Long Pepper: A Short History

Long pepper, distinct from black, green and white, has a history all of its own.

We now think of chilli as the spice that gives Indian food its heat but chilli peppers were unknown in the subcontinent until Portuguese traders introduced them at the beginning of the fifteenth century.

That’s not to say that South Asian dishes weren’t spicy - they were. But the heat was achieved through using pepper rather than chilli. There were two types of pepper commonly used. The first was Piper nigrum, or black pepper - the peppercorns we’re familiar with today. The second, and more widely used, was Piper longum, known as long pepper or pippali.

Long pepper and Ayurvedic enhancement

Long pepper is a slender creeping plant which has a hot, peppery, spicy flavour. Widely distributed in India, it was used as a medicinal ingredient before being used a culinary one. Historically, it’s had an important position in the Indian medicine systems of Ayurveda, Unani and Sidha, which it maintains to this day.

One modern remedy based on Ayurveda tradition calls for a mixture of long pepper, ghee, sesame oil, and milk. The concoction apparently, ‘enhances sexual desire, vigour and frequency’, especially for sexuality that’s ‘diminishing due to ageing.’ Today, it’s still used to aid sleep, prevent colds and as a stimulant.

Long pepper’s use as a sexual enhancer has an extensive history. According to the Kama Sutra (c.400-300 BCE), a mixture of long pepper, black pepper, datura (a type of poisonous flowering plant) and honey, will allow a man to ‘bewitch and subjugate his partners’. And some ancient Indian Ayurvedic texts believed it could be used for ‘increasing the semen’.

Long pepper and the Mediterranean

Piper_longum

Long pepper is believed to have been the first of the peppers to reach the Mediterranean. And, throughout antiquity, it was more highly regarded than black pepper. In ancient Rome, it was a luxury item that cost twice as much as black pepper. As in India, long pepper was used primarily for its medicinal properties, though it was also used to flavour food and wine.

Not every Roman was entirely sure of the difference between the peppers. Pliny got a little confused and thought that if you left long pepper to dry in the sun it would turn into white pepper. This is actually the process for producing black pepper. But then Pliny wasn’t a fan of either kind of pepper, writing:

‘Why do we like it so much? Some foods attract by sweetness, some by their appearance, but neither the pod [long pepper] nor the berry of pepper [black pepper] has anything to be said for it. We only want it for its bite - and we will go to India to get it!’   
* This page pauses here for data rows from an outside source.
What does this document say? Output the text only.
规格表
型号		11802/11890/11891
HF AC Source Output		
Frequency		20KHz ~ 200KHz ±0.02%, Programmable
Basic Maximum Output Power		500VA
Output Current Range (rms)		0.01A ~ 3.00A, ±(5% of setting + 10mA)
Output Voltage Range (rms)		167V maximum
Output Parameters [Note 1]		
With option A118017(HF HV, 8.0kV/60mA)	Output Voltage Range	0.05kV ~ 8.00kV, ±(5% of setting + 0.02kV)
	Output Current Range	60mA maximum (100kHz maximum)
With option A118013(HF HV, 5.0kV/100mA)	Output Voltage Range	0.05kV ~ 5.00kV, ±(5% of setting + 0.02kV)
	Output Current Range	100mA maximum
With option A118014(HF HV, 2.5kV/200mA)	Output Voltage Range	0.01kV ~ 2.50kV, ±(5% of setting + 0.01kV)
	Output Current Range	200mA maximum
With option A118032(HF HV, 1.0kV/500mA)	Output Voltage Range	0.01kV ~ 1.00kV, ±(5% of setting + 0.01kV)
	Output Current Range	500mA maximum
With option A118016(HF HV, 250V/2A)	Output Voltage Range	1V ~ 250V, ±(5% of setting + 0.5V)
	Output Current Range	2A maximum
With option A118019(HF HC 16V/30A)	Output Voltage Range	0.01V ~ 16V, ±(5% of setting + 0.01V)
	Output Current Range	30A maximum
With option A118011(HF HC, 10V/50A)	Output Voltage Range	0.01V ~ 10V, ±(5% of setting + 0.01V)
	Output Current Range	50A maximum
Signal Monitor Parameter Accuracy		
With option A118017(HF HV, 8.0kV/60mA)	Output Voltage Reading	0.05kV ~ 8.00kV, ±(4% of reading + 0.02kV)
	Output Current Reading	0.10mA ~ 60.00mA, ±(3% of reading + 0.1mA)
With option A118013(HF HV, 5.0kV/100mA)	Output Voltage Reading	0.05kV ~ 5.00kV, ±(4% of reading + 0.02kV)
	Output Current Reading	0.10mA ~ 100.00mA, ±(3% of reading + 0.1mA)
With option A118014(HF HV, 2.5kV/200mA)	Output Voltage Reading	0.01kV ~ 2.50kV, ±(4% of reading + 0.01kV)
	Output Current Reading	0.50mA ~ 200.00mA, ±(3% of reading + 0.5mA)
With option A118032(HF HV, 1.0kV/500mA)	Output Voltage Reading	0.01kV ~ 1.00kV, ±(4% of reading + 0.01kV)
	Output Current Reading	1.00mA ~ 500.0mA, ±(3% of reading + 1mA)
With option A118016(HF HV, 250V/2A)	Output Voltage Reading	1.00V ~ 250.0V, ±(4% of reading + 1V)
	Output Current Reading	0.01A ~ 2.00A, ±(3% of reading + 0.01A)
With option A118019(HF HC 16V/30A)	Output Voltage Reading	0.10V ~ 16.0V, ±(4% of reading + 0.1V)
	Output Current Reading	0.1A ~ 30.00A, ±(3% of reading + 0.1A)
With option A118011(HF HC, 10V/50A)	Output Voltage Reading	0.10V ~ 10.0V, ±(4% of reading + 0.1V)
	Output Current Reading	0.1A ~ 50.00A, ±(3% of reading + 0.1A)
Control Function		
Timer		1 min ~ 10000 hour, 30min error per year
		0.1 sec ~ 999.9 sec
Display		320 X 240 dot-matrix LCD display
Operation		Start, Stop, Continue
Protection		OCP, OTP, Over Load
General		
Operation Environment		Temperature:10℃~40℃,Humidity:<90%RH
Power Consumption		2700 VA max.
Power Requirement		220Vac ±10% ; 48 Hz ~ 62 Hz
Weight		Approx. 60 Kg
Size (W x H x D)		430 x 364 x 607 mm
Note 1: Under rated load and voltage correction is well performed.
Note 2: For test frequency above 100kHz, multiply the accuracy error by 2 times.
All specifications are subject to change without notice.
Long pepper in the Middle Ages

Long pepper remained popular in Europe long after the fall of Rome, right up until the sixteenth century. Black pepper, on the other hand, wouldn’t become fashionable until the twelfth century.

During the Middle Ages, tenants were known to have paid their landlords with long pepper. And the famed fourteenth century chef of the French court, Guillaume Tirel, listed it among the basic spices in his store cupboard.

Long pepper was a relatively common ingredient in medieval drinks, including mead and ale. It also turned up in various spiced wines, including the widely popular hippocras, a wine infused with spices and believed to have health-giving properties.

Battle of the peppers

During the 1400 and 1500s, long pepper lost its place as the go-to heat-giving spice of European pantries.

Long pepper traditionally arrived in Europe via overland trade routes from northern India, while pepper came via sea routes. As new waterway trade routes opened up and became more established, black pepper became cheaper and flooded the market. Alongside this, another spice from West Africa, known as Grains of Paradise or Melegueta pepper, was becoming increasingly fashionable. Both in direct competition with long pepper.

On top of that, the chilli pepper, introduced by Christopher Columbus from South America in the late 1400s, would eventually winout as the king of spice. Within 50 years of chilli’s introduction to the Old World, it was being grown across Africa, India, China, Korea, Southeast Asia, the Balkans, central Europe and Italy.

As food historian Maguelonne Toussaint-Samat points out, the chilli acted as a natural substitute for long pepper. So similar, in fact, that when it first arrived in Europe it was referred to as the ‘American long pepper’. And, unlike long pepper, it could be grown practically anywhere.

And so, by the sixteenth century, long pepper had lost out to various contenders. For Europeans, black pepper offered the peppery flavour they desired and chillies the spice. It’s still well known in its native India, but it’s all but forgotten in the West.